Formats available: hardcover, large print, ebook, audiobook
Genres: literary fiction, relationship fiction
Pages: 416
Published by Knopf Publishing Group on July 5, 2022
Purchasing Info: Author's WebsitePublisher's WebsiteAmazonBarnes & NobleKoboBookshop.orgBetter World Books
Goodreads

In this exhilarating novel by the best-selling author of The Storied Life of A. J. Fikry two friends--often in love, but never lovers--come together as creative partners in the world of video game design, where success brings them fame, joy, tragedy, duplicity, and, ultimately, a kind of immortality.
On a bitter-cold day, in the December of his junior year at Harvard, Sam Masur exits a subway car and sees, amid the hordes of people waiting on the platform, Sadie Green. He calls her name. For a moment, she pretends she hasn't heard him, but then, she turns, and a game begins: a legendary collaboration that will launch them to stardom. These friends, intimates since childhood, borrow money, beg favors, and, before even graduating college, they have created their first blockbuster, Ichigo. Overnight, the world is theirs. Not even twenty-five years old, Sam and Sadie are brilliant, successful, and rich, but these qualities won't protect them from their own creative ambitions or the betrayals of their hearts.
Spanning thirty years, from Cambridge, Massachusetts, to Venice Beach, California, and lands in between and far beyond, Gabrielle Zevin's Tomorrow, and Tomorrow, and Tomorrow is a dazzling and intricately imagined novel that examines the multifarious nature of identity, disability, failure, the redemptive possibilities in play, and above all, our need to connect: to be loved and to love. Yes, it is a love story, but it is not one you have read before.

My Review:

That “Love is all there is, is all we know of Love” is from the pen of Emily Dickinson, a poet who was near and dear to Sadie Green’s heart. But Dickinson’s poem, as ineffably true as it is, does not specify the type of love to which it refers. It’s often taken to mean romantic love. In this story, while there is plenty of love to go around, the form of love at its heart is not Eros but Philia, the love of friends and equals.

The relationship that stars, and sings, and occasionally weeps with grief or is frozen by neglect and misunderstanding in Tomorrow and Tomorrow and Tomorrow is the 30 year friendship and partnership between Sam Masur and Sadie Green, who meet at a children’s hospital in New York when they are on the cusp of adolescence.

They are both stuck at that hospital. Sam is about to undergo yet another surgery to stabilize the damage to his foot that he incurred during the accident that killed his mother. Sadie has been shuffled out of her sister’s room because Alice, who has leukemia, is also being a temperamental bitch to her younger sister – and their parents are indulging Alice because, after all, she has cancer and Sadie is healthy.
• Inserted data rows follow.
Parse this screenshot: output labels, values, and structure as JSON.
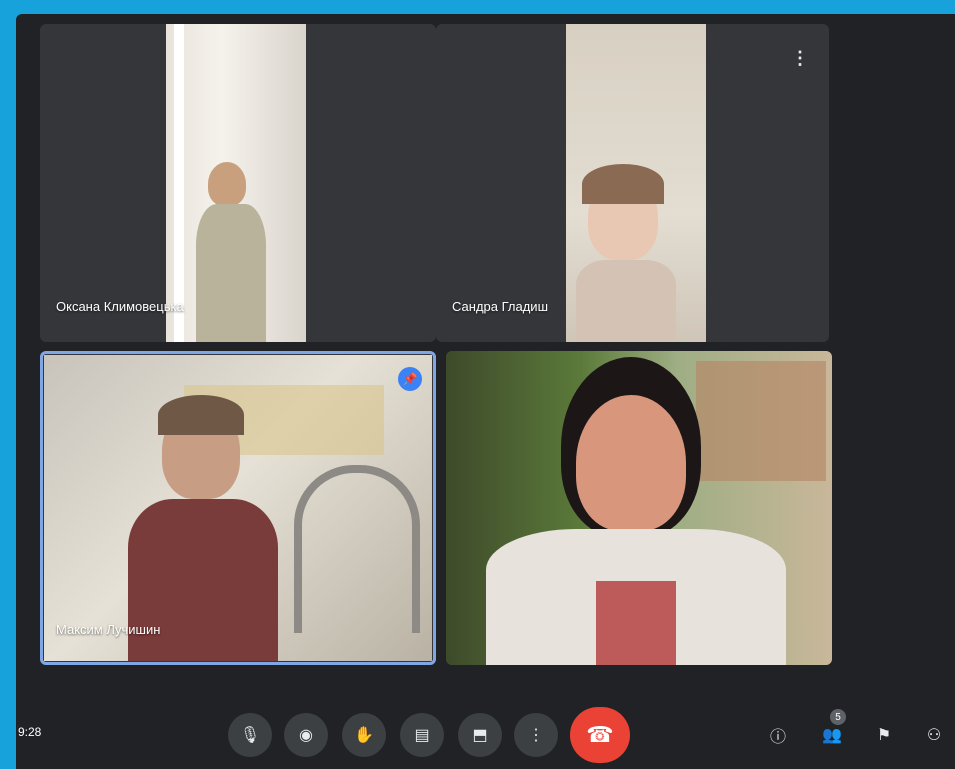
{
  "participants": [
    {
      "name": "Оксана Климовецька"
    },
    {
      "name": "Сандра Гладиш"
    },
    {
      "name": "Максим Лучишин"
    },
    {
      "name": ""
    }
  ],
  "tile_more_icon": "more-vert-icon",
  "pin_icon": "pin-icon",
  "controls": {
    "meeting_time": "9:28",
    "buttons": [
      {
        "name": "mic-button",
        "icon": "mic-icon",
        "glyph": "🎙"
      },
      {
        "name": "camera-button",
        "icon": "camera-icon",
        "glyph": "◉"
      },
      {
        "name": "raise-hand-button",
        "icon": "hand-icon",
        "glyph": "✋"
      },
      {
        "name": "captions-button",
        "icon": "captions-icon",
        "glyph": "▤"
      },
      {
        "name": "present-button",
        "icon": "present-icon",
        "glyph": "⬒"
      },
      {
        "name": "more-options-button",
        "icon": "more-vert-icon",
        "glyph": "⋮"
      }
    ],
    "end_call_glyph": "☎",
    "side": [
      {
        "name": "info-button",
        "icon": "info-icon",
        "glyph": "ⓘ"
      },
      {
        "name": "people-button",
        "icon": "people-icon",
        "glyph": "👥",
        "badge": "5"
      },
      {
        "name": "activities-button",
        "icon": "activities-icon",
        "glyph": "⚑"
      },
      {
        "name": "host-controls-button",
        "icon": "lock-person-icon",
        "glyph": "⚇"
      }
    ]
  },
  "colors": {
    "background": "#202226",
    "frame": "#17a2dc",
    "end_call": "#ea4335",
    "active_speaker": "#7fa7e6"
  }
}
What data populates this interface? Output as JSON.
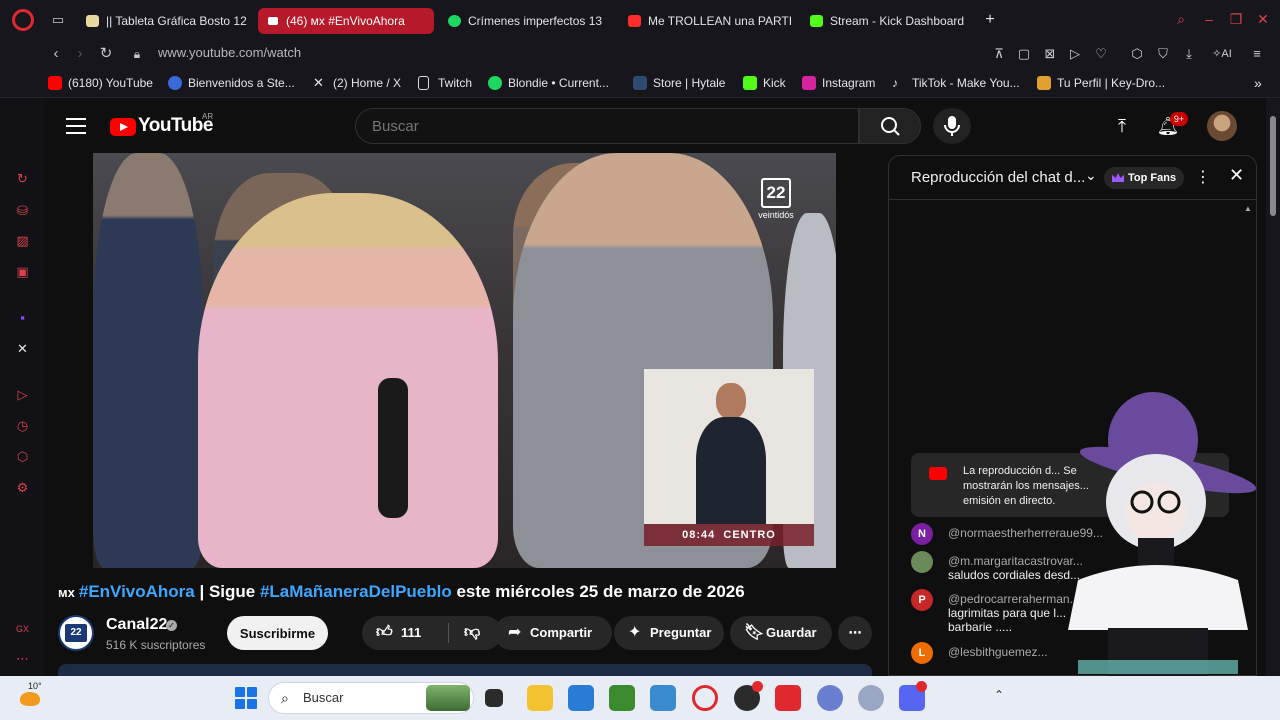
{
  "browser": {
    "tabs": [
      {
        "label": "|| Tableta Gráfica Bosto 12",
        "color": "#e8d7a0"
      },
      {
        "label": "(46) ᴍx #EnVivoAhora",
        "color": "#ff2d2d",
        "active": true
      },
      {
        "label": "Crímenes imperfectos 13",
        "color": "#1ed760"
      },
      {
        "label": "Me TROLLEAN una PARTI",
        "color": "#ff2d2d"
      },
      {
        "label": "Stream - Kick Dashboard",
        "color": "#53fc18"
      }
    ],
    "new_tab": "+",
    "url": "www.youtube.com/watch",
    "ai_label": "AI",
    "bookmarks": [
      {
        "label": "(6180) YouTube",
        "color": "#ff0000"
      },
      {
        "label": "Bienvenidos a Ste...",
        "color": "#3a6ad8"
      },
      {
        "label": "(2) Home / X",
        "color": "#222222"
      },
      {
        "label": "Twitch",
        "color": "#dddddd"
      },
      {
        "label": "Blondie • Current...",
        "color": "#1ed760"
      },
      {
        "label": "Store | Hytale",
        "color": "#2c4b6e"
      },
      {
        "label": "Kick",
        "color": "#53fc18"
      },
      {
        "label": "Instagram",
        "color": "#d6249f"
      },
      {
        "label": "TikTok - Make You...",
        "color": "#111111"
      },
      {
        "label": "Tu Perfil | Key-Dro...",
        "color": "#e0a030"
      }
    ]
  },
  "youtube": {
    "logo_text": "YouTube",
    "country": "AR",
    "search_placeholder": "Buscar",
    "notifications": "9+",
    "video": {
      "watermark_number": "22",
      "watermark_label": "veintidós",
      "clock": "08:44",
      "clock_label": "CENTRO"
    },
    "title": {
      "mx": "ᴍx",
      "tag1": "#EnVivoAhora",
      "mid": " | Sigue ",
      "tag2": "#LaMañaneraDelPueblo",
      "rest": " este miércoles 25 de marzo de 2026"
    },
    "channel": {
      "name": "Canal22",
      "subscribers": "516 K suscriptores"
    },
    "subscribe_label": "Suscribirme",
    "likes": "111",
    "share_label": "Compartir",
    "ask_label": "Preguntar",
    "save_label": "Guardar",
    "chat": {
      "title": "Reproducción del chat d...",
      "top_fans": "Top Fans",
      "replay_note": "La reproducción d... Se mostrarán los mensajes... emisión en directo.",
      "messages": [
        {
          "initial": "N",
          "color": "#7b1fa2",
          "author": "@normaestherherreraue99...",
          "body": ""
        },
        {
          "initial": "",
          "color": "#6a8a5a",
          "author": "@m.margaritacastrovar...",
          "body": "saludos cordiales desd..."
        },
        {
          "initial": "P",
          "color": "#c62828",
          "author": "@pedrocarreraherman...",
          "body": "lagrimitas para que l... barbarie ....."
        },
        {
          "initial": "L",
          "color": "#ef6c00",
          "author": "@lesbithguemez...",
          "body": ""
        }
      ]
    }
  },
  "taskbar": {
    "weather_temp": "10°",
    "search_placeholder": "Buscar"
  }
}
Sam and Sadie discover that they both LOVE computer games. Love to play them, love to talk about them, love to share them with anyone who will listen – which mostly means each other.

But Sam thinks Sadie is his friend – and he’s not wrong. But Sadie starts out thinking that helping Sam while away the hours is her public service project for her upcoming Bat Mitzvah. The revelation of her deception breaks them in two.

Until they meet again in Boston, where Sadie is now going to Harvard while Sam is at MIT. And their friendship knits itself and them back together as though they had never parted – although the faultline created in that first and biggest deception lies deeply buried and waiting to erupt again.

The friendship between Sam and Sadie, in all its depth and all its incipient heartbreak, is rooted in their shared love of gaming. It’s the mid-1990s, and computer and video gaming is at that golden age where it has become a big business but the games can still be built by just a few dedicated people who are willing to eat, sleep and breathe the game until it comes out or they burnout – whichever comes first.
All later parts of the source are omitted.